PROFIT & LOSS

Vale up on 2017 results

Shares in diversified Brazilian miner Vale (BZ:VALE3) hit a near-seven year high on the release of its 2017 financial results yesterday, which outlined a 38% increase in net profit to US$5.5 billion and a 27.6% decrease in net debt.

Staff reporter
S11D one of the positive contributors

S11D one of the positive contributors

Chief financial officer Luciano Siani Pires described 2017 as a year of consolidation, with the unification of the company's share classes, growth of 65% in market value and the first year of full operation at the new iron ore S11D Eliezer Batista Complex in the Para state all contributing to the positive results.

Vale shares touched BRL 47.60 yesterday, levels last seen in mid-2011.

The company's EBITDA of US$15.3 billion was 28% higher than in 2016, and was $4.11 billion in the fourth quarter, above the average estimate of 11 analysts tracked by Bloomberg.

Bloomberg noted Vale's investment in higher-grade iron ore was paying off as China sought a premium product to help it tackle air pollution.

"Vale was acknowledged as the company with the most premium quality products in the market," Siani said.

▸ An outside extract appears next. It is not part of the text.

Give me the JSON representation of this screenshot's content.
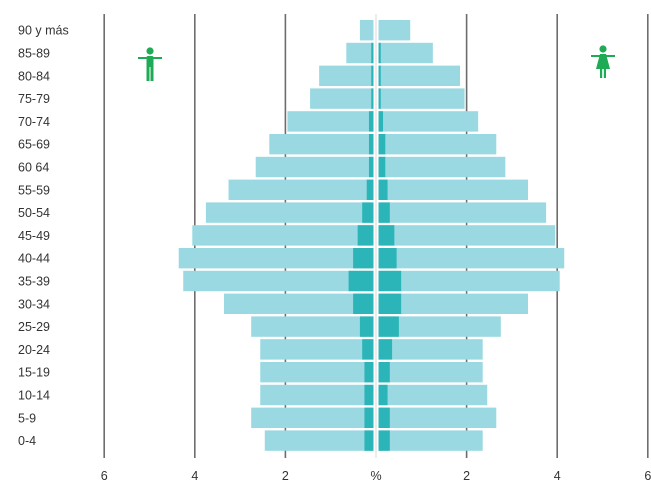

The company achieved several records in 2017, including record iron ore production of 366.5 million tonnes, record gold production of 485,000 ounces, record shipments of iron ore and pellets from Brail of 335.5Mt and record coal production from Moatize of 11.3Mt.

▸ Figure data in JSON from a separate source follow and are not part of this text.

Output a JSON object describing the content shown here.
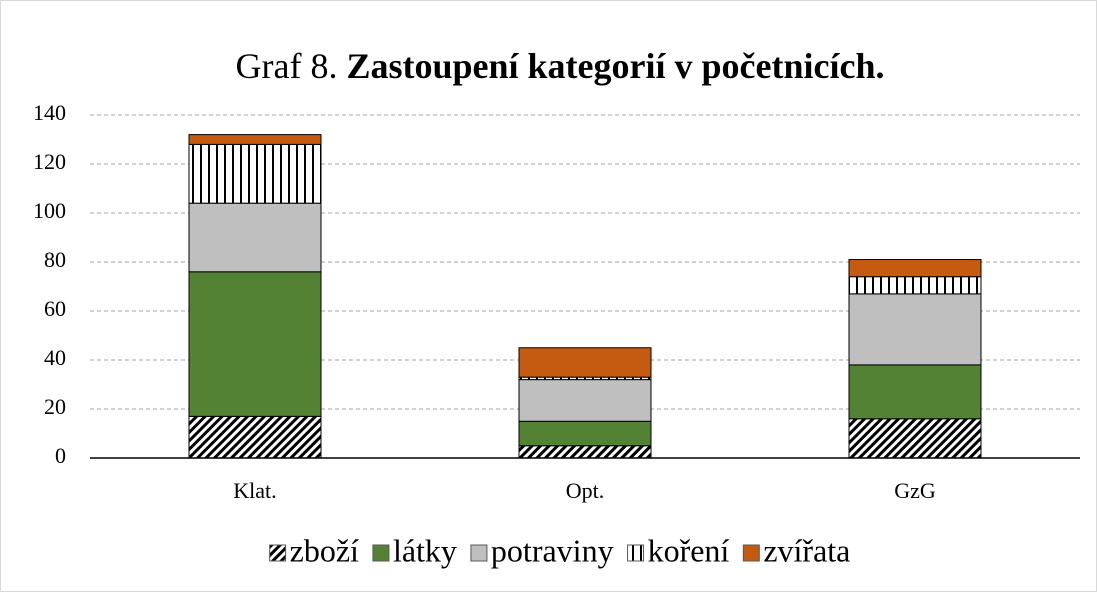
{
  "chart_data": {
    "type": "stacked-bar",
    "title": {
      "number": "Graf 8.",
      "text": "Zastoupení kategorií v početnicích."
    },
    "categories": [
      "Klat.",
      "Opt.",
      "GzG"
    ],
    "series": [
      {
        "name": "zboží",
        "color": "#000000",
        "pattern": "diagonal-hatch",
        "values": [
          17,
          5,
          16
        ]
      },
      {
        "name": "látky",
        "color": "#548235",
        "values": [
          59,
          10,
          22
        ]
      },
      {
        "name": "potraviny",
        "color": "#bfbfbf",
        "values": [
          28,
          17,
          29
        ]
      },
      {
        "name": "koření",
        "color": "#000000",
        "pattern": "vertical-stripes",
        "values": [
          24,
          1,
          7
        ]
      },
      {
        "name": "zvířata",
        "color": "#c55a11",
        "values": [
          4,
          12,
          7
        ]
      }
    ],
    "ylim": [
      0,
      140
    ],
    "yticks": [
      0,
      20,
      40,
      60,
      80,
      100,
      120,
      140
    ],
    "grid": true,
    "legend": "bottom"
  }
}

Nickel production was 7.3% lower than 2016 at 288,200t "mainly as a result of Vale's commitment to maximise cash generation," referring to its decision to put two Canadian mines onto care and maintenance during the year.

Copper production was similar to 2016 at 438,500t and Vale also produced 5,811t of cobalt.

CEO Fabio Schvartsman said Vale had laid the foundations for diversifying cash generation by improving its asset base to reduce its dependency on iron ore.

"We aim to transform Vale into a predictable company," he said.

Vale said it would pay the minimum remuneration to shareholders required under its bylaws, reflecting its "cautious and disciplined approach," and said its new dividend policy was being discussed and would be announced in March.